Yes, it is true that they all have fairly limited output. In our application, more is not better. A Comanche passed about 200 feet above us one sunny day, going in the opposite direction. We were leaving an airport zone and he was entering to land. Strobes were switched on. The truth is he never saw us and we only saw him from about 500 feet away. It’s a very good idea to keep your eyes outside the cockpit, 90 percent of the time. The gauges you have won’t save you from a mid-air. The devices that will, though, announce conflicts in your headset. All this is to say strobes help people who are looking for you.
Aileron Mass Balance Weights
We have plans to remove the balance weights from their present location beneath and near the outboard end of each aileron. They will be placed on the outboard end of the ailerons, between the aileron and wingtip. That reduces drag by eliminating the fairing and improves aileron up-travel.
The current fairings that enclose them are not quite deep enough to allow 26 degrees of aileron up-travel. One would only use that travel for aerobatics, some of which the Sonerai is approved for. If you think about rolling this aircraft, it is halfway over before you realize it. Tiny stick movements result in huge changes of aircraft attitude.
The ailerons (anywhere around the manoeuvring speed) are supposed to be a bit like those of a fighter. Even so we’d like that travel back. However, we wish to fly this aircraft this year and can live with the already remarkable manoeuvrability until next year. The aircraft has flown 21 years now.
Therefore the small air dams at the wingtip trailing edges were moved over to the Hoerner wingtips to reduce or eliminate air leakage from below the wing through to aileron gaps to the area above the wing. The clearances need to be managed. The riveting cannot be completed until the wingtip is attached. You’ll notice in the photo that one rivet is missing for now.

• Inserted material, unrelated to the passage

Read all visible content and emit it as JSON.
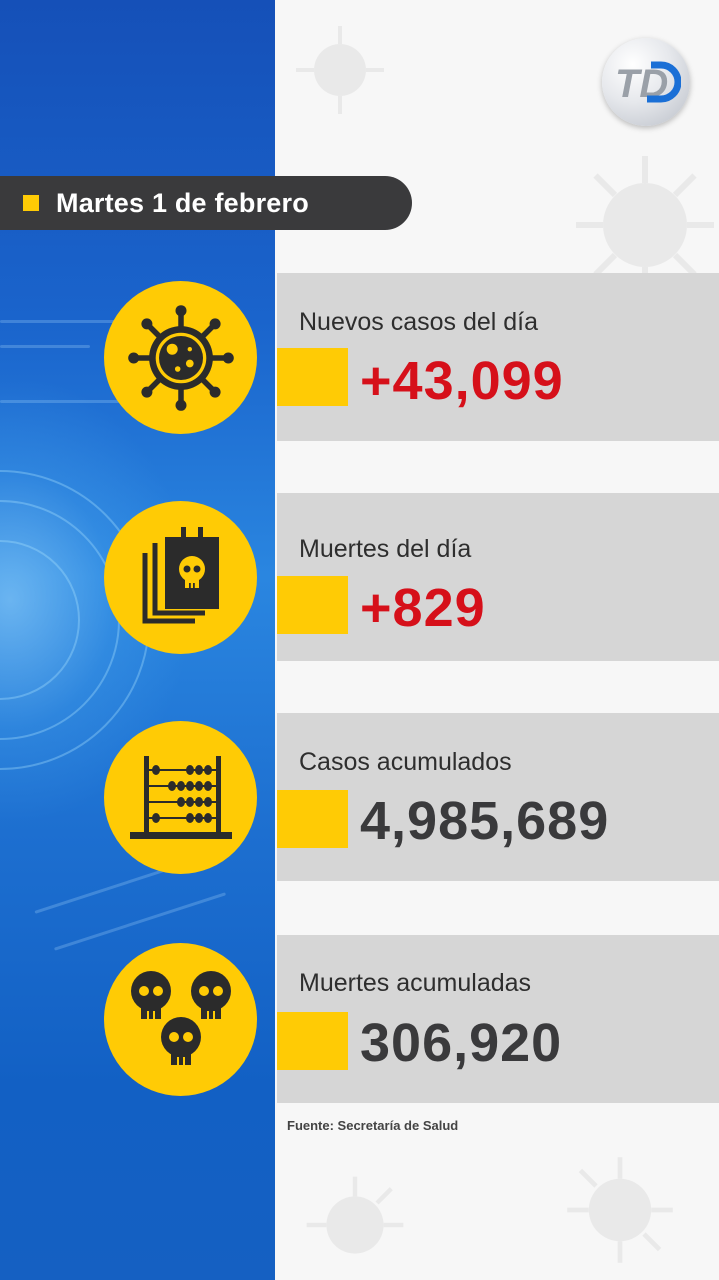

You may also notice the distortion in the wingtip mentioned above. A decent heat gun would allow you to straighten the distortion if so desired. The trade-off is flying time versus time on the ground.That almost completes the things which need to be installed on the wingtips. Fuel fittings and lines remain to be done, but they will have to wait for the final installation of the wingtips. We can hardly wait.